At one time, my company employed 350 people in four states.
Winning before the ITC mattered, but ultimately it is up to Trump to impose a remedy that works, and unfortunately the watered-down recommendations sent to him by the commissioners don’t do enough.
Different commissioners supported different plans, which include a mix of tariffs and quotas at various levels, but all of them fell short of the stronger tariffs and quotas we know are needed to reopen factories and eventually invest in new ones to save this high-tech American manufacturing sector.
To get their way, Chinese companies have joined and influenced American trade groups, resulting in a concerted lobbying and advertising campaign against an effective remedy.
(Suniva has a mix of both domestic and foreign investment including from Shunfeng International Clean Energy Ltd., a Chinese company that acquired 63 percent of our firm in 2015..
We think it is better to have a mix of foreign and domestic ownership employing American workers here than it is to outsource Americans jobs.)
With earlier ITC rulings, China skirted past tariffs by moving companies and factories to proxy countries, laughing at the United States and continuing to steal American jobs.

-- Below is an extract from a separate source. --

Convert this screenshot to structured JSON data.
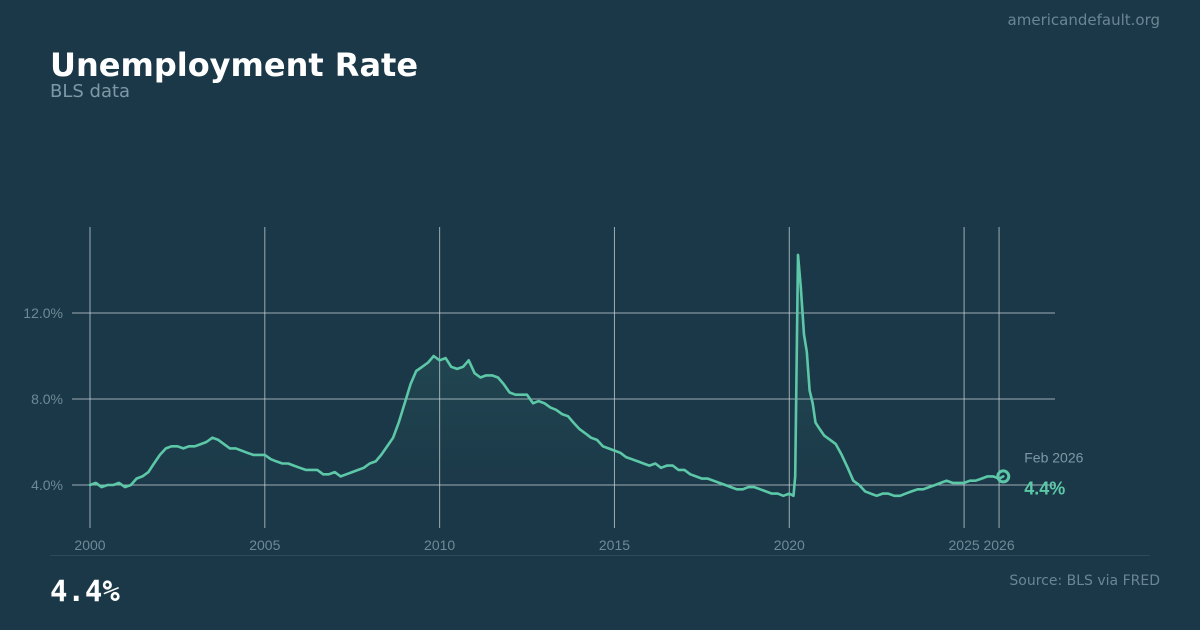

That’s why we filed the 201 complaint — to give the president the ability to say, “Enough is enough, we’re going to enforce fair trade and ensure American manufacturers get to compete on even footing.”
Beginning in 2006, the Chinese government has made dominating the solar industry part of its five-year economic plans, and has aggressively subsidized their manufacturers so they could sell products below what it costs to make them.
Since that moment, the United States has gone from a trade surplus on this American-invented technology to a more than $8 billion annual trade deficit.
We operate in the United States in a fair market, expected to make a profit and stand on our own two feet.
That’s what we did, planning, always improving the technology we helped develop locally at Georgia Tech, and working with local communities where we built our plants in Norcross, Ga., and Saginaw, Mich.
We did it right. But China cheated.
Through hacking of U.S. companies, the theft of technology secrets and forcing prices to drop, they have all but finished off America’s solar manufacturing industry.
As a result, countries the size of Montana now have more manufacturing capacity in solar than the United States does.
The threat goes beyond the loss of jobs, the loss of research and development tied to manufacturing, and the loss of control of an emerging industry.
With growing use of Internet-connected smart technology in solar panels, having China produce and control a key energy source poses a potential national energy and cybersecurity threat.
Unfortunately, the recommendations made by the ITC don’t go far enough to make up for all the damage.
Our proposal for a real remedy includes tariffs as well as a minimum price for cells and modules that will make it possible for Suniva and others to start opening plants and putting people back to work in good-paying, middle-class jobs.
Now that he has returned from China, Trump should deliver a strong message: American solar must compete on equal footing.
Matt Card is executive vice president at Suniva, a Georgia-based solar cell and module manufacturing company.